Economy: Money on the Table
Postsecondary education pays off, both for the individual and for the state.
Postsecondary education pays off. That’s true for Georgians who earn college degrees as well as for Georgia’s economy as a whole. And it’s true during good economic times and bad ones.
Despite COVID-19, the payoff is likely to increase in the decades to come. The strong link between educational attainment and individuals’ lifetime earnings transcends the business cycle as well as many demographics and personal and geographic characteristics.
In addition to the benefits accruing to degree holders, there are less well-known but equally important benefits that a higher level of postsecondary educational attainment conveys to Georgia’s overall economy. For example, stepping up from a high school diploma to a bachelor’s degree not only increases a person’s lifetime earnings, it simultaneously increases Georgia’s potential gross domestic product (GDP), the monetary value of all finished goods and services made within the state.
Recognizing the benefits of postsecondary education is important because it may help motivate individuals to obtain more college degrees and policymakers to provide more support for higher education. The bottom line is that greater recognition of the benefits of college degrees should help ensure that Georgia does not leave a significant amount of potential GDP on the table by failing to reach postsecondary educational attainment benchmarks.
For Georgians, earnings over a working lifetime increase dramatically with education level. Based on data for 2018, the work-life earnings of Georgians with an associate degree will be $1.8 million, $415,570 more than the work-life earnings of individuals with only a high school diploma. The work-life earnings of those with a bachelor’s degree will be $2.6 million, $1.2 million more than for those with only a high school diploma and more than the estimate for the U.S. as a whole.
The larger premium for Georgians with bachelor’s degrees suggests that it’s difficult for employers to find enough sufficiently trained workers to fill open positions. Indeed, high school graduates who obtain a bachelor’s degree will boost their work-life earnings in Georgia by 87%, which exceeds the 79% increase estimated for the nation as a whole.

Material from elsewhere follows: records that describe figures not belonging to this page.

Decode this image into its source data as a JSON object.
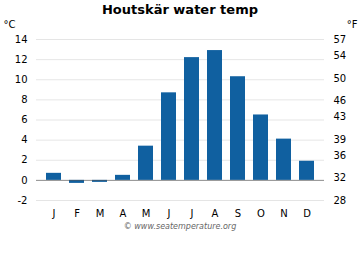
{
  "chart_data": {
    "type": "bar",
    "title": "Houtskär water temp",
    "categories": [
      "J",
      "F",
      "M",
      "A",
      "M",
      "J",
      "J",
      "A",
      "S",
      "O",
      "N",
      "D"
    ],
    "values": [
      0.7,
      -0.3,
      -0.2,
      0.5,
      3.4,
      8.7,
      12.2,
      12.9,
      10.3,
      6.5,
      4.1,
      1.9
    ],
    "color": "#1060a0",
    "ylabel": "°C",
    "ylim": [
      -2,
      14
    ],
    "yticks": [
      -2,
      0,
      2,
      4,
      6,
      8,
      10,
      12,
      14
    ],
    "y2label": "°F",
    "y2lim": [
      28,
      57
    ],
    "y2ticks": [
      28,
      32,
      36,
      39,
      43,
      46,
      50,
      54,
      57
    ],
    "grid": true,
    "caption": "© www.seatemperature.org"
  }
}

The estimated payoff in terms of work-life earnings for Georgians who go to graduate school is positive, but smaller than estimated for the U.S. For example, work-life earnings for Georgians with a master’s degree will be $2.8 million – a boost of only $211,305, or 8% more than for those with a bachelor’s degree. The boost pales in comparison to the $443,170 (16%) increase in work-life earnings estimated for the U.S. as a whole.
In Georgia, the work-life earnings for individuals with a professional degree, such as law or medical degrees, will be $3.6 million. That’s $1 million or 39% more than for those with a bachelor’s degree. For the nation as a whole, the payoff is nearly twice as large, $1.9 million. In Georgia, the increase in work-life earnings for those who earn a Ph.D. compared to a master’s degree is $643,385; for the U.S., the estimated payoff is $754,955.

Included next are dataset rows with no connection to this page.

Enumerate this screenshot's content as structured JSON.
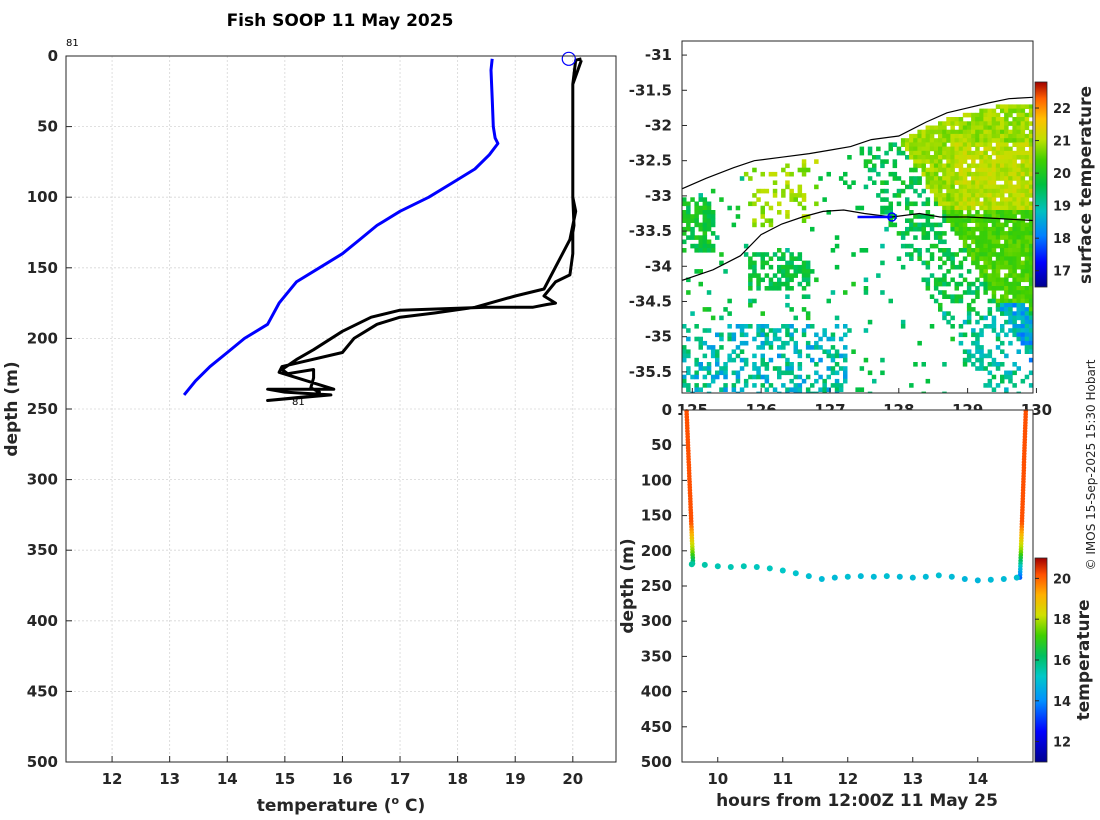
{
  "title": "Fish SOOP 11 May 2025",
  "credit": "© IMOS 15-Sep-2025 15:30 Hobart",
  "chart_data": [
    {
      "type": "line",
      "name": "profile",
      "xlabel": "temperature (",
      "xlabel_sup": "o",
      "xlabel_end": " C)",
      "ylabel": "depth (m)",
      "xlim": [
        11.2,
        20.75
      ],
      "ylim": [
        500,
        0
      ],
      "xticks": [
        "12",
        "13",
        "14",
        "15",
        "16",
        "17",
        "18",
        "19",
        "20"
      ],
      "yticks": [
        "0",
        "50",
        "100",
        "150",
        "200",
        "250",
        "300",
        "350",
        "400",
        "450",
        "500"
      ],
      "grid": true,
      "start_label": "81",
      "end_label": "81",
      "series": [
        {
          "name": "climatology",
          "color": "#0000ff",
          "x": [
            18.6,
            18.58,
            18.6,
            18.62,
            18.65,
            18.7,
            18.55,
            18.3,
            17.9,
            17.5,
            17.0,
            16.6,
            16.3,
            16.0,
            15.6,
            15.2,
            14.9,
            14.7,
            14.3,
            14.0,
            13.7,
            13.45,
            13.25
          ],
          "y": [
            2,
            10,
            30,
            50,
            58,
            62,
            70,
            80,
            90,
            100,
            110,
            120,
            130,
            140,
            150,
            160,
            175,
            190,
            200,
            210,
            220,
            230,
            240
          ]
        },
        {
          "name": "tow",
          "color": "#000000",
          "x": [
            20.15,
            20.05,
            20.0,
            20.0,
            20.0,
            20.02,
            20.0,
            20.0,
            20.0,
            19.95,
            19.7,
            19.5,
            19.7,
            19.55,
            19.3,
            18.5,
            17.0,
            16.5,
            16.0,
            15.5,
            15.2,
            14.95,
            15.05,
            15.5,
            15.5,
            15.45,
            15.6,
            15.45,
            14.7,
            15.8,
            15.0,
            14.7,
            15.85,
            14.9,
            14.95,
            16.0,
            16.2,
            16.6,
            17.0,
            17.6,
            18.3,
            19.0,
            19.5,
            19.95,
            20.05,
            20.0,
            20.0,
            20.0,
            20.0,
            20.15
          ],
          "y": [
            2,
            3,
            20,
            60,
            100,
            120,
            125,
            130,
            140,
            155,
            160,
            170,
            175,
            176,
            178,
            178,
            180,
            185,
            195,
            208,
            215,
            222,
            225,
            222,
            228,
            235,
            238,
            241,
            244,
            240,
            238,
            236,
            236,
            224,
            220,
            210,
            200,
            190,
            185,
            182,
            178,
            170,
            165,
            130,
            110,
            100,
            80,
            50,
            20,
            3
          ]
        }
      ],
      "marker": {
        "x": 19.93,
        "y": 2
      }
    },
    {
      "type": "heatmap",
      "name": "sst_map",
      "xlim": [
        124.85,
        129.95
      ],
      "ylim": [
        -35.8,
        -30.8
      ],
      "yticks": [
        "-31",
        "-31.5",
        "-32",
        "-32.5",
        "-33",
        "-33.5",
        "-34",
        "-34.5",
        "-35",
        "-35.5"
      ],
      "xticks": [
        "125",
        "126",
        "127",
        "128",
        "129",
        "130"
      ],
      "coast": {
        "lon": [
          124.85,
          125.2,
          125.6,
          125.9,
          126.3,
          126.7,
          127.0,
          127.3,
          127.6,
          128.0,
          128.4,
          128.7,
          129.0,
          129.3,
          129.6,
          129.95
        ],
        "lat": [
          -32.9,
          -32.75,
          -32.6,
          -32.5,
          -32.45,
          -32.4,
          -32.35,
          -32.3,
          -32.2,
          -32.15,
          -31.95,
          -31.82,
          -31.75,
          -31.68,
          -31.62,
          -31.6
        ]
      },
      "shelf": {
        "lon": [
          124.85,
          125.3,
          125.7,
          126.0,
          126.3,
          126.6,
          126.9,
          127.2,
          127.5,
          127.9,
          128.3,
          128.6,
          129.0,
          129.4,
          129.95
        ],
        "lat": [
          -34.2,
          -34.05,
          -33.85,
          -33.55,
          -33.4,
          -33.3,
          -33.22,
          -33.2,
          -33.25,
          -33.3,
          -33.25,
          -33.3,
          -33.3,
          -33.32,
          -33.35
        ]
      },
      "track": {
        "lon": [
          127.4,
          127.9
        ],
        "lat": [
          -33.3,
          -33.3
        ]
      },
      "track_marker": {
        "lon": 127.9,
        "lat": -33.3
      },
      "colorbar": {
        "label": "surface temperature",
        "ticks": [
          "17",
          "18",
          "19",
          "20",
          "21",
          "22"
        ],
        "range": [
          16.5,
          22.8
        ]
      }
    },
    {
      "type": "scatter",
      "name": "section",
      "xlabel": "hours from 12:00Z 11 May 25",
      "ylabel": "depth (m)",
      "xlim": [
        9.45,
        14.85
      ],
      "ylim": [
        500,
        0
      ],
      "xticks": [
        "10",
        "11",
        "12",
        "13",
        "14"
      ],
      "yticks": [
        "0",
        "50",
        "100",
        "150",
        "200",
        "250",
        "300",
        "350",
        "400",
        "450",
        "500"
      ],
      "colorbar": {
        "label": "temperature",
        "ticks": [
          "12",
          "14",
          "16",
          "18",
          "20"
        ],
        "range": [
          11,
          21
        ]
      },
      "bottom": {
        "t": [
          9.6,
          9.8,
          10.0,
          10.2,
          10.4,
          10.6,
          10.8,
          11.0,
          11.2,
          11.4,
          11.6,
          11.8,
          12.0,
          12.2,
          12.4,
          12.6,
          12.8,
          13.0,
          13.2,
          13.4,
          13.6,
          13.8,
          14.0,
          14.2,
          14.4,
          14.6
        ],
        "depth": [
          219,
          220,
          222,
          223,
          222,
          223,
          225,
          228,
          232,
          236,
          240,
          238,
          237,
          236,
          237,
          236,
          237,
          238,
          237,
          235,
          237,
          240,
          242,
          241,
          240,
          238
        ],
        "temp": [
          15.6,
          15.5,
          15.4,
          15.4,
          15.4,
          15.3,
          15.3,
          15.2,
          15.1,
          15.0,
          14.9,
          14.9,
          15.0,
          14.9,
          14.9,
          15.0,
          14.9,
          14.9,
          14.9,
          15.0,
          14.9,
          14.8,
          14.8,
          14.9,
          14.9,
          15.0
        ]
      }
    }
  ]
}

Not only do degree holders benefit financially from their postsecondary degrees, but Georgia’s overall economy and people in the state without college degrees also benefit when more people attain higher levels of postsecondary education. The estimates show that for every 1% increase in the proportion of Georgians aged 25 to 64 with a bachelor’s degree or higher, the state’s GDP will rise by about 0.5%. That’s potentially a huge impact for Georgia and its people.

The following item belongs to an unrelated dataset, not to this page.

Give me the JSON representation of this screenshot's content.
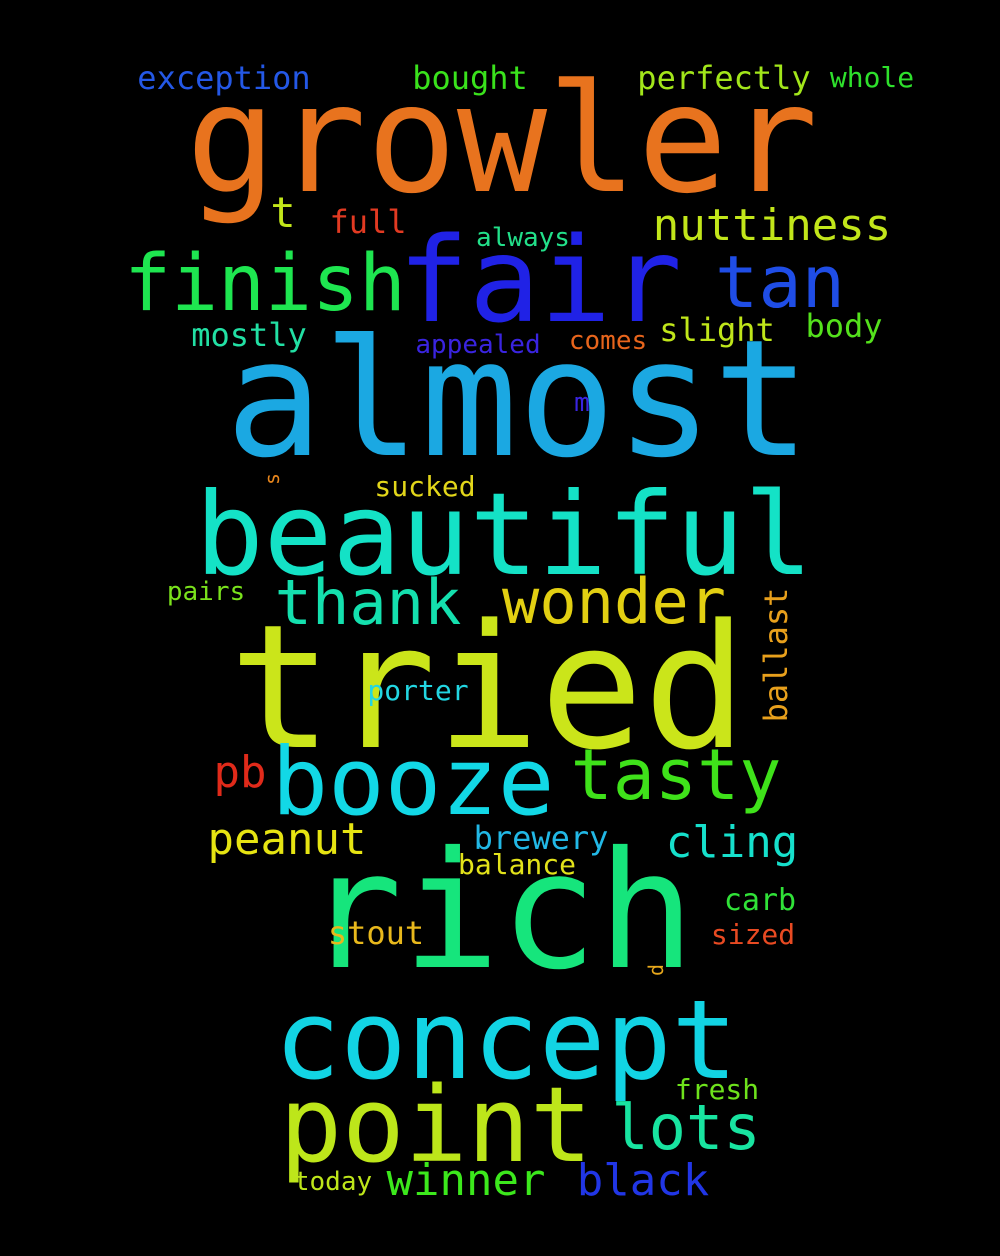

Increasing postsecondary education attainment to various benchmarks could boost Georgia’s GDP substantially. In 2018, 33.4% of Georgia’s population aged 25 to 64 held a bachelor’s degree or more. The additional potential state GDP from raising the proportion of the population with a bachelor’s degree or more to 40% would be $18 billion, or 3% higher than Georgia’s actual GDP.
Similarly, increasing the proportion of the population to 50% would increase Georgia’s potential GDP by $46 billion, or 8% higher than Georgia’s actual GDP. The gain in potential GDP from raising the proportion of the population with a bachelor’s degree or more to 60% would be $73 billion, 12% higher than actual GDP.
Although Georgia is closely tracking the nation’s level of postsecondary educational attainment, we stand to gain a lot from substantially increasing postsecondary educational attainment. Doing so would make the state even more competitive when it comes to landing economic development projects, increasing our productivity and raising our standard of living. Degree holders will see higher lifetime earnings, employers will employ a more productive workforce, profits will increase and tax revenues will rise.
Postsecondary educational attainment is a panacea that brings prosperity. Let’s not miss out and leave potential GDP on the table.